Power Five college football is a mixed bag, but plenty interesting, around the Kansas City area: the Bill Snyder saga at Kansas State (Cats’ coach battles throat cancer, leads late-season rally); Mizzou’s turnaround from 1-5 to 7-5 and a bowl berth; and more wretched losing in Lawrence and beyond as the Jayhawks stretch their road losing streak to a ghastly 46 games amid plans for a stadium rennovation.
Sporting KC wins the Lamar Hunt U.S. Open Cup title, trades star striker Dom Dwyer and stumbles to a disappointing finish before starting a major roster rebuild in December. FCKC, meanwhile, the city’s women’s pro soccer team, ceases operations altogether in November.

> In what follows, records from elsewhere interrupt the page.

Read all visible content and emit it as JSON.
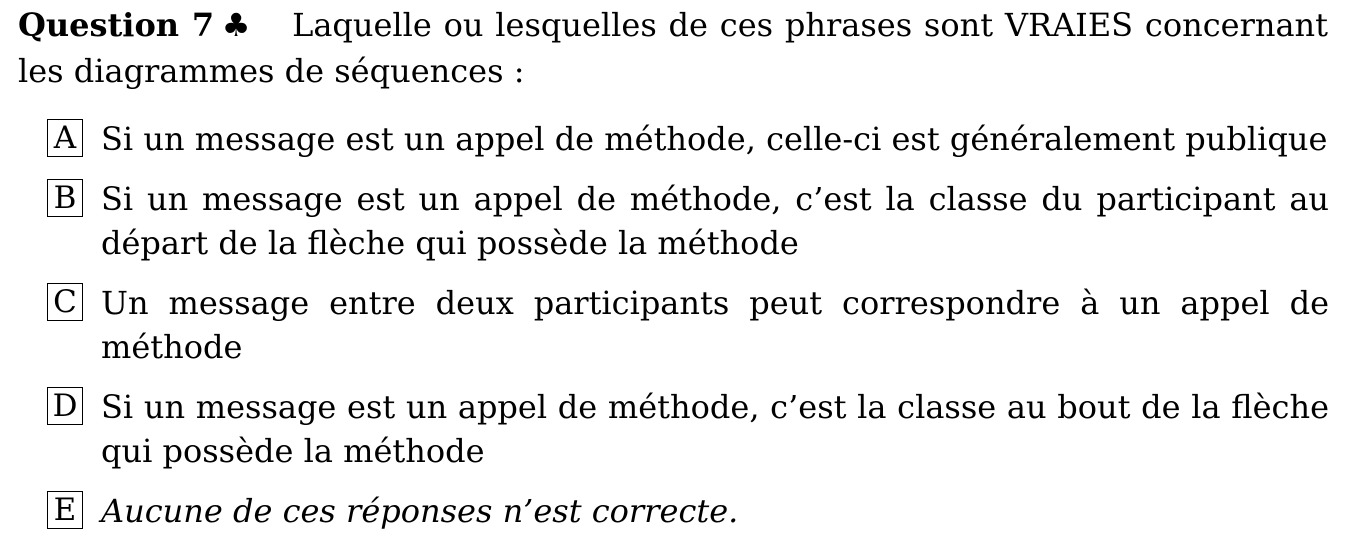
{
  "question": {
    "label": "Question 7",
    "symbol": "♣",
    "text": "Laquelle ou lesquelles de ces phrases sont VRAIES concernant les diagrammes de séquences :"
  },
  "choices": [
    {
      "letter": "A",
      "text": "Si un message est un appel de méthode, celle-ci est généralement publique"
    },
    {
      "letter": "B",
      "text": "Si un message est un appel de méthode, c’est la classe du participant au départ de la flèche qui possède la méthode"
    },
    {
      "letter": "C",
      "text": "Un message entre deux participants peut correspondre à un appel de méthode"
    },
    {
      "letter": "D",
      "text": "Si un message est un appel de méthode, c’est la classe au bout de la flèche qui possède la méthode"
    },
    {
      "letter": "E",
      "text": "Aucune de ces réponses n’est correcte."
    }
  ]
}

AND A FEW HONORABLE MENTIONS...
The calendar year 2017 brought joy and sadness on the high school scene, with Staley’s dramatic Missouri Class 5 football championship and Blue Valley North’s first state football title, and the deaths of Blue Valley coach Eric Driskell and West Platte’s Nathan Danneman.
Kansas City becomes championship central, with the U.S. Figure Skating Championships in January and the NCAA Volleyball Championship in December, along with a host of other events. The city is now aiming to land other big events, such as the NFL Draft and World Cup.
Northwest Missouri State becomes the first Division II school to follow an NCAA football championship with a title in men’s basketball when the Bearcats bring home the trophy in March.